Obdurator, oh would you help me place this call?


(Sorry. The only other song-pun I could come up with would've been "OburATOR obdurATOR OB dur ATOR obdurATOR obdurATOR OB dur ATOR" to the tune of "Amadeus", and that one's already gotten me threatened.)

Obdurator Numero Dos went into my mouth and, eek, the back of my throat today. The process of molding these little dudes and fitting them is fascinating because I do not understand it at all, but it seems to work. Next time, I promise, I'll get into posturing and why it's bad for a brain.

So: Obdurator. The primary job of this thing, which looks like the mother of all retainer tops and is held in place by four tooth-wires, is to keep the wearer (me) from shooting liquids and solids out of her nose, and to keep her from choking. It also makes speech much more intelligible.


The first obdurator covered only my hard palate. That meant in practical terms that I could sip small amounts of liquid and eat very soft or very hard food--nothing in between--and that my friends could understand about 90% of what I said. All in all, it wasn't a bad deal, aside from the fact that it couldn't be removed for the first week (Dr. Crane had to tie it to my teeth with some suture, long story) and thus it got to be The Single Nastiest Thing I Have EVER Seen. I'll spare you that story.

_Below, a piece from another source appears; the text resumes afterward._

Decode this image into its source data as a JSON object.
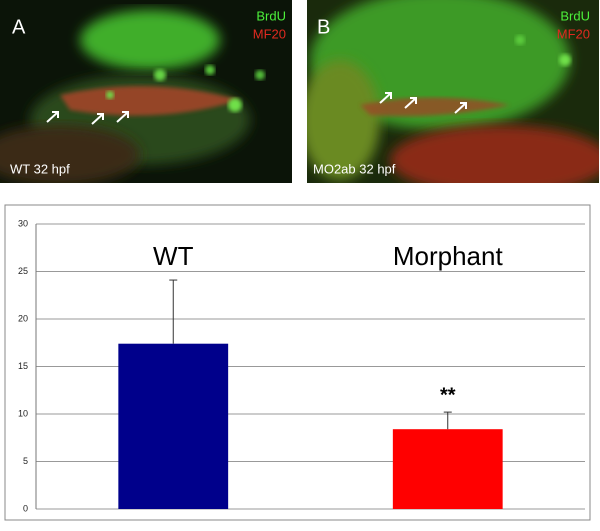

This second obdurator is really *cool*. Not only does it cover the part of my hard palate that it did before, it takes care of the soft palate that isn't there any longer as well. Parts of it are hard, parts of it are flexible, and parts of it are strangely in-between. To give you some idea of what this thing is doing, look at the picture above.

See the pointer that's labelled "Hard Palate"? Take everything from the tip of that pointer to your left/illustration's right away. Take it off, throw it out, and leave a fucking huge hole there instead. I searched Google Images for some time, and even logged in to the various med portals I can get to through work, and I can't find anything even remotely comparable. I'm missing not only that much palate, but that much of the back of my throat as well.

You can see/imagine that the loss of that much soft palate is a big deal. Not only does your soft palate keep you from sounding like a Charlie Brown cartoon adult when you speak, but it moves around to shut off your airway when you swallow, it flexes to help you swallow more easily, it bounces up and down with certain consonant sounds...it does a lot. It's immensely flexible and muscular and can move about eight different ways without your even realizing it.

The prosthetic guy made three molds of my soft palate and the back of my throat. The first was with a hard-setting, awful-tasting acrylic, and focused on the center back of my throat and the palatal portion of my nasal airway. The second was made of this slightly squishy, foamy sort of stuff, and goes from the spot where my right second molar used to be to just to the right of midline of my palate. The third is I guess kind of flexible a little; I can't dent it with a fingernail, but it doesn't feel as rigid as the acrylic, and bridges those other two bits.

Unfortunately, this one only kind-of-sort-of works at the moment. The primary problem is that I've only got a week's worth of healing done on the soft stuff in the back of my throat, so swallowing feels like I've got strep. The other problem is that somehow, the rigid part of the prosthesis, the middle bit, shuts off my nasal airway unless I hold my head in one specific position. I won't be sleeping in this obdurator, so that doesn't much matter, but it is a little freaky. Plus, I hate breathing through my mouth.

But think of it: one week ago, a surgeon took out most of the back of my mouth and enough of the back of my throat that I am a freakshow. Today, I can speak intelligibly, sounding only as though I have a bad head cold. The prosthetics dude says I will sound completely normal--not hypernasal, not like a muted trumpet--in just a couple more weeks.

A. Mazing.

When I start my second, after-nursing career, I think it might have to have something to do with dental prosthetics. It's unbelievable the difference an hour and a half in the chair did for me today.

I sound like myself again. My voice is back.